I try to eat flaxseed meal at least once a day to up my intake of those fatty acids. Also it helps to get things moving down there, if you know what I mean. In case you don’t know what I mean, flaxseed helps you poo. Hope that was helpful.
I bake with “flax eggs” quite often, as you can see from my recipes. I’ve used flax eggs in loaf breads, muffins, pancakes, brownies, baked donuts, and cookies with great results. I wouldn’t try using it in light cake or pastry recipes, however.
For a tried and true flax egg recipe that will replace one regular egg, simply mix 1 tablespoon of ground flaxmeal with 2 ½ tablespoons of water. Stir to combine and let sit for 15 minutes until thickened.
And for everyday consumption, I sprinkle flaxseed meal on salads, sandwiches, oatmeal, cereal, avocado toast, peanut butter toast, etc. It adds a nice texture without any added flavor, plus all those nutrients!

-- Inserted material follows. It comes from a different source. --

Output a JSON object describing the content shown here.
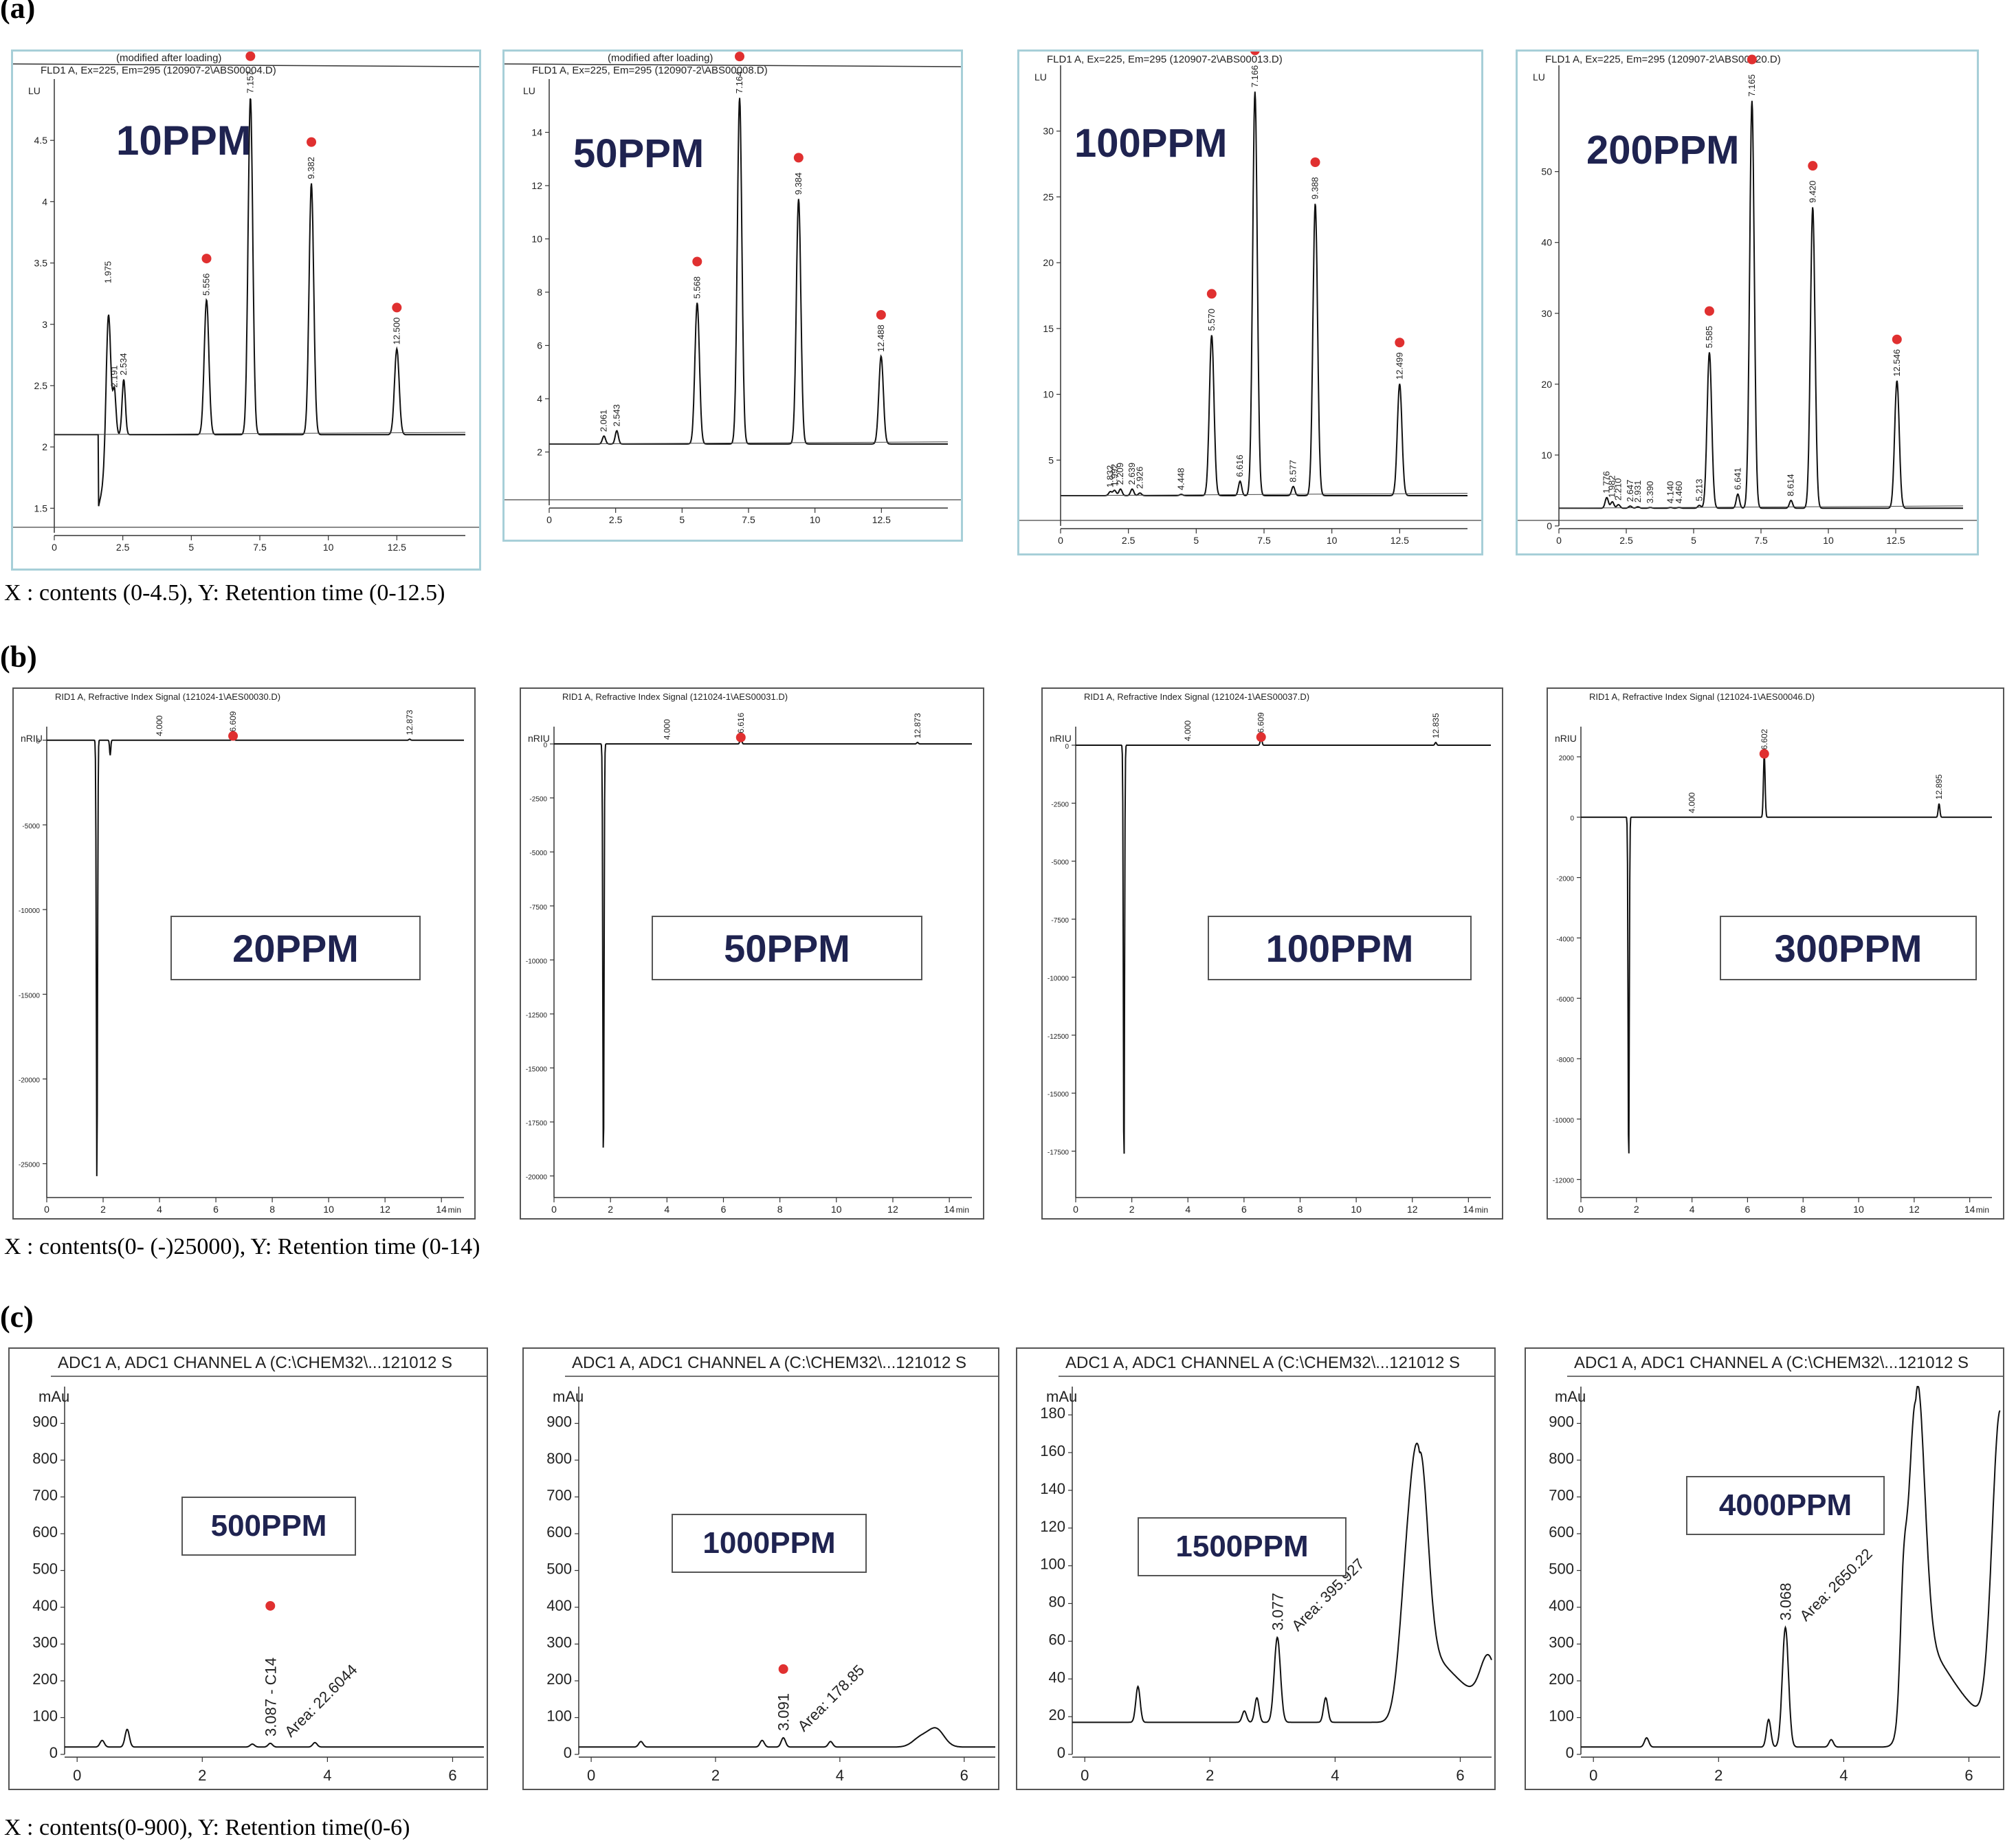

If a recipe uses eggs simply to add moisture (and not as a leavening agent, i.e., the recipe calls for baking soda and baking powder in addition to eggs), you can replace the eggs with silken soft tofu. Use ¼ cup of tofu for 1 egg, but be sure to purée the tofu in a food processor or blender so that you don’t end up with gross chunks. Tofu works great in dense desserts like brownies, custard-like pies, or in raw cheesecakes.
Stepping back from baking again, I love using tofu to make “scrambled eggs” and quiches. And just like regular eggs, you’ll get a protein boost, since just half a cup of tofu has 10 grams of protein.
I love using bananas as an egg replacer because they are sweet and delicious. Also, it means you can use less sugar, if that’s your thing. For one egg, use half a mashed banana or approximately ¼ cup of puréed banana.
Like tofu, you’ll want to thoroughly mash your bananas or purée them so you don’t end up with them chunks. Also like tofu, bananas won’t add any leavening properties, so you’ll want to add a bit of baking soda to make sure your baked goods rise, approximately ½ teaspoon. Finally, you should know that adding bananas will make your baked goods denser than normal, which can be good for items like loaf breads, brownies, and pancakes, but not so good for cakes.
Aside from these five replacers, I’ve also seen mashed avocado, chia seeds, applesauce, and sweet potato purée used as egg substitutes. Have you tried any of those? Let me know in the comments!